Eli dozed off under the table, enjoying demon-free sleep for half an hour, until Brenda shook him awake.
He had the day off work, but he still had to drop her off at the depot.
Then he had to go see Khan in person, and get him to admit to the scam.
Chapter Six
Even though would have much rather found a quiet place to park the van and have a nap, Eli left the depot and drove directly to the address for Ghost Hackers.
If he didn’t go, Brenda would ask, he’d tell the truth, and the whole situation would escalate. He had no choice.
He backed into a parallel parking spot and glanced
up and down the street for parking attendants. The coast was clear at the moment, and he planned to be back out in five minutes anyway.
He walked through the Ghost Hackers door. Once more, he stepped back through time, to the days of bulky stereos and bulky radios and bulky TVs. Maybe people weren’t getting bigger these days after all. Maybe they just looked bigger, because the technology was shrinking. Eli smiled at his clever slice-of-life observation and thought about getting his old blog going again: Eli’s Musings.
Something was different inside the shop. The air had a brighter charge, and the person emerging from the dark bowels of the shop was not a blond-spiked man in camouflage clothes, but the girl he’d seen before. The pretty girl.
“What can we do for you, sir?” she asked politely.
“I need to speak to your… um… Khan.”
“What if I don’t have a Khan?” She smiled, the expression dotting her cheek with the cutest little dimple. She had brown hair, the same medium shade as Eli’s, and she wore it pulled back in a sporty ponytail. Her lips were full and her ears were tiny. And, Eli noticed with guilty horror, she was human-colored, not see-through like Brenda.
“I was here yesterday,” he gurgled through a nervously-clenching throat. “Whoever was here, I need to see him today. My future well-being depends on it.”
“We were closed yesterday.” She batted her naturally brown, non-clumpy eyelashes. “If you saw something, it must have been a ghost.” She extended her hand across the counter toward him. “I’m Valentine. Valentine Hart.”

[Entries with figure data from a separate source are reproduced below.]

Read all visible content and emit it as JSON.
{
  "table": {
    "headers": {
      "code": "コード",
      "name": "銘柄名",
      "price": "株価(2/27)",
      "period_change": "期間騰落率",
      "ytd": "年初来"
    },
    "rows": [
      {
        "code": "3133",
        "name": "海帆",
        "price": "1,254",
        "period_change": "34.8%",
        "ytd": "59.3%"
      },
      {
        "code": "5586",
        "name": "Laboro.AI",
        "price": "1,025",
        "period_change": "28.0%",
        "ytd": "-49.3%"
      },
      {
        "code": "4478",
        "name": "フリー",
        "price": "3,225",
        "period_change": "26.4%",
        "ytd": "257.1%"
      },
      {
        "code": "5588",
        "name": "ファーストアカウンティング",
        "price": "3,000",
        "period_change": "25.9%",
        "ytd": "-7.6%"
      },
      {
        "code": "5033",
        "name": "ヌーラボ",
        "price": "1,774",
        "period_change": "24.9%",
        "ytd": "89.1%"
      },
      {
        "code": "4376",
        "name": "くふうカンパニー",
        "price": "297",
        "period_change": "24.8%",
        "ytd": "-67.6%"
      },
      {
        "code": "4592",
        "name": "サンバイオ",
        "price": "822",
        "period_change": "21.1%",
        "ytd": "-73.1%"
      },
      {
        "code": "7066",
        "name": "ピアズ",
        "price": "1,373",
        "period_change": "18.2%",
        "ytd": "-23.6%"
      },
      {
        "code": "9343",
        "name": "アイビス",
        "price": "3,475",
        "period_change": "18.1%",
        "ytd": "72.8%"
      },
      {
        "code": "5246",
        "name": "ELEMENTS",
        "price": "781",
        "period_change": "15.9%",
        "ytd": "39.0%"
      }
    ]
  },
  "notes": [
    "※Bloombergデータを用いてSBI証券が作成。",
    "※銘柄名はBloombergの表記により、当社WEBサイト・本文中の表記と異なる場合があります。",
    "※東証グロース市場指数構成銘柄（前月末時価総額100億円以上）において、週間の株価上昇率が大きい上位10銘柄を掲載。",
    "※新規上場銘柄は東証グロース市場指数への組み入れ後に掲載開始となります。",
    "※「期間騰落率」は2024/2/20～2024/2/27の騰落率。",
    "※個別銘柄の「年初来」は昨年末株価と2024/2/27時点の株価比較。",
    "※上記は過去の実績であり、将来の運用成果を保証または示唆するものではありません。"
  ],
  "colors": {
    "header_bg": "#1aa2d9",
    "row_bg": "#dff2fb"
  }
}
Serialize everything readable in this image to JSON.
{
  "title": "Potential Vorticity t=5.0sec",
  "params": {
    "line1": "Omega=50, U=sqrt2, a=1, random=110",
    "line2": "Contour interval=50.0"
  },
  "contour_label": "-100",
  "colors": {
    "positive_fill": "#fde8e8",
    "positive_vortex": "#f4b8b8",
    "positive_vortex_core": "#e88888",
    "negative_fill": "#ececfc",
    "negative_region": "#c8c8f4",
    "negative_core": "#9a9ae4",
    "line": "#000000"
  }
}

Eli gurgled a non-verbal response and shook her hand, trying not to enjoy the feel of her smooth skin on his palm.
Who was this lovely girl? Her name sounded like something from a comic book. Was Eli hallucinating again?
She was pretty, but not like a model. Her teeth were big, and, even in the dim light of the shop, Eli could make out a few freckles across the bridge of her nose.
She pried her hand out of his. “What did you say your name was? Glick-gluck?”